The more I latched on to the song, the more I kept listening to it. I went on to YouTube and found a Petula Clark variety program which, strangely, didn’t even have her sing “Downtown.” That’s how I found out about what the Harry Belafonte moment had meant to the producers of the show and the uproar created over Petula Clark touching Belafonte. I hardly even noticed it, but when I read the account over her refusal to reshoot, I knew I had hit upon a moment that was very much like a movie: one goes in with a particular expectation (I’m about to see something!) but our imaginations tend to be more powerful than the actual image. Petula Clark’s refusal to reshoot seemed, to some, that her touching was inappropriate. But how? One could only find out by watching.

Incidentally, this was made all the more fascinating to me by video footage of Sidney Poitier winning an Oscar. It is handed to him by Anne Bancroft, and the moment occurred several years before this on what is arguably the biggest entertainment stage of all. I recommend watching.

You mention that Helena María Viramontes is a mentor of yours. In what ways does her work influence your own?

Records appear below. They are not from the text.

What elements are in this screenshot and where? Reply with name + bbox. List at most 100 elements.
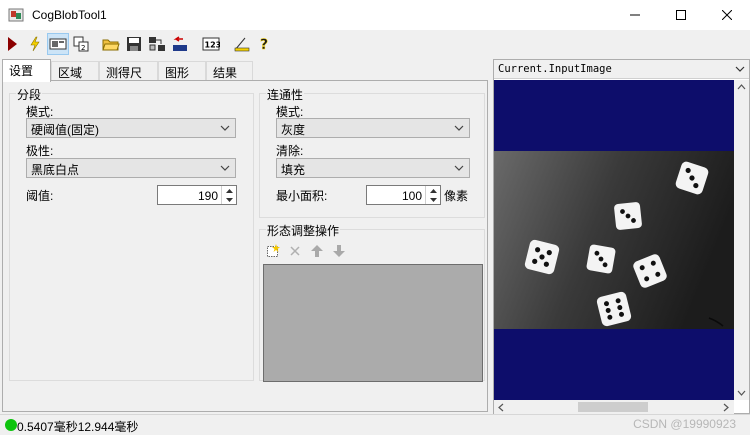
morphology-operations-list[interactable] [263,264,483,382]
maximize-icon [676,10,686,20]
new-item-icon [267,244,280,257]
help-icon: ? [260,37,269,52]
segmentation-mode-value: 硬阈值(固定) [31,123,99,137]
toolbar: 2 123 ? [0,31,750,57]
minimize-icon [630,14,640,16]
zoom-icon: 2 [73,36,89,52]
connectivity-group-label: 连通性 [266,86,305,103]
min-area-increment-button[interactable] [426,186,440,195]
status-timing: 0.5407毫秒12.944毫秒 [17,420,139,434]
min-area-spinner-buttons [425,186,440,204]
connectivity-mode-select[interactable]: 灰度 [276,118,470,138]
cleanup-value: 填充 [281,163,306,177]
tab-region[interactable]: 区域 [51,61,99,81]
import-button[interactable] [146,33,168,55]
chevron-down-icon [220,125,230,131]
save-icon [127,37,141,51]
horizontal-scrollbar[interactable] [494,400,734,414]
tab-graphics[interactable]: 图形 [158,61,206,81]
die [586,244,616,274]
morphology-new-button[interactable] [266,244,280,261]
morphology-move-down-button[interactable] [332,244,346,261]
settings-panel: 设置 区域 测得尺寸 图形 结果 分段 模式: 硬阈值(固定) 极性: 黑底白点… [0,58,490,414]
polarity-value: 黑底白点 [31,163,80,177]
threshold-spinner[interactable]: 190 [157,185,237,205]
status-indicator-icon [5,419,17,431]
measure-icon [234,37,250,52]
close-button[interactable] [704,0,750,30]
svg-text:123: 123 [205,41,221,50]
save-button[interactable] [123,33,145,55]
chevron-down-icon [735,66,745,72]
image-selector-value: Current.InputImage [498,63,612,75]
threshold-increment-button[interactable] [222,186,236,195]
min-area-spinner[interactable]: 100 [366,185,441,205]
pixel-unit-label: 像素 [444,189,469,203]
threshold-decrement-button[interactable] [222,195,236,204]
measure-button[interactable] [231,33,253,55]
help-button[interactable]: ? [254,33,276,55]
morphology-group: 形态调整操作 [259,222,485,382]
run-button[interactable] [1,33,23,55]
arrow-down-icon [333,245,345,257]
threshold-label: 阈值: [26,189,54,203]
connectivity-mode-value: 灰度 [281,123,306,137]
tab-measurements[interactable]: 测得尺寸 [99,61,158,97]
segmentation-group: 分段 模式: 硬阈值(固定) 极性: 黑底白点 阈值: 190 [9,86,254,381]
horizontal-scroll-thumb[interactable] [578,402,648,412]
tab-results[interactable]: 结果 [206,61,253,81]
reset-button[interactable] [169,33,191,55]
svg-text:2: 2 [81,44,85,52]
cleanup-select[interactable]: 填充 [276,158,470,178]
segmentation-mode-select[interactable]: 硬阈值(固定) [26,118,236,138]
chevron-left-icon[interactable] [498,403,504,412]
reset-icon [173,36,187,51]
electric-button[interactable] [24,33,46,55]
chevron-down-icon[interactable] [737,390,746,396]
chevron-down-icon [220,165,230,171]
image-viewer[interactable] [494,80,734,400]
import-icon [149,37,165,51]
title-bar: CogBlobTool1 [0,0,750,30]
display-icon [49,38,67,50]
delete-icon [290,246,300,256]
triangle-down-icon [429,197,437,202]
min-area-value: 100 [401,189,422,203]
chevron-down-icon [454,125,464,131]
image-selector[interactable]: Current.InputImage [494,60,749,79]
run-icon [8,37,17,51]
app-icon [8,7,24,23]
zoom-button[interactable]: 2 [70,33,92,55]
polarity-select[interactable]: 黑底白点 [26,158,236,178]
numeric-icon: 123 [202,37,221,51]
morphology-delete-button[interactable] [288,244,302,261]
min-area-decrement-button[interactable] [426,195,440,204]
tab-settings[interactable]: 设置 [2,59,51,82]
chevron-up-icon[interactable] [737,84,746,90]
image-display-panel: Current.InputImage [493,59,750,414]
cleanup-label: 清除: [276,144,304,158]
vertical-scrollbar[interactable] [734,80,749,400]
open-button[interactable] [100,33,122,55]
die [614,202,642,230]
watermark: CSDN @19990923 [633,417,736,431]
minimize-button[interactable] [612,0,658,30]
morphology-move-up-button[interactable] [310,244,324,261]
connectivity-group: 连通性 模式: 灰度 清除: 填充 最小面积: 100 像素 [259,86,485,218]
numeric-button[interactable]: 123 [200,33,222,55]
open-icon [102,39,120,51]
arrow-up-icon [311,245,323,257]
status-bar: 0.5407毫秒12.944毫秒 CSDN @19990923 [0,414,750,434]
display-toggle-button[interactable] [47,33,69,55]
triangle-down-icon [225,197,233,202]
svg-text:?: ? [260,37,268,52]
chevron-right-icon[interactable] [723,403,729,412]
close-icon [722,10,732,20]
morphology-group-label: 形态调整操作 [266,222,341,239]
maximize-button[interactable] [658,0,704,30]
chevron-down-icon [454,165,464,171]
threshold-value: 190 [197,189,218,203]
min-area-label: 最小面积: [276,189,328,203]
triangle-up-icon [225,188,233,193]
polarity-label: 极性: [26,144,54,158]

We have radically different styles, but her mentorship was always about me. Her first order of business has always been to tell me what my work is doing—not what she wants it do, as a reader, but what I’m doing as the writer. That’s incredibly hard to do, but my god, how generous! It respects me as the writer and the hard work behind the draft. She taught me to speak up for myself. This is the way I teach now, and I do it this way because it promoted my self-confidence when I was a student. I couldn’t explain what I was doing on the page and was reluctant to do so. She made it okay to openly state my ambition on the page without any fear of ridicule. She taught me that my instinct was more valuable than anything.

Also, she’s an incredible reader. I was in Ithaca when the National Book Award nominations were announced one year and Bonnie Jo Campbell’s American Salvage was one of the finalists. It was a Wayne State University Press book, so the inclusion of a small-press title caught the publishing world by surprise. Helena had already read it. When I asked her how she found it, she told me simply, “It was at the bookstore. It sounded fantastic.” She has such curiosity, such openness about what literature can offer. I wish more readers (and even more writers) were like her. Too often, people can only talk about what a book lacks, how it failed. When I picture Helena with a book in her hand, it’s a positive image: “Isn’t this wonderful?” Her attitude reminds me that most writers work very hard and with integrity, and that it’s important, as readers, to answer them with an open mind.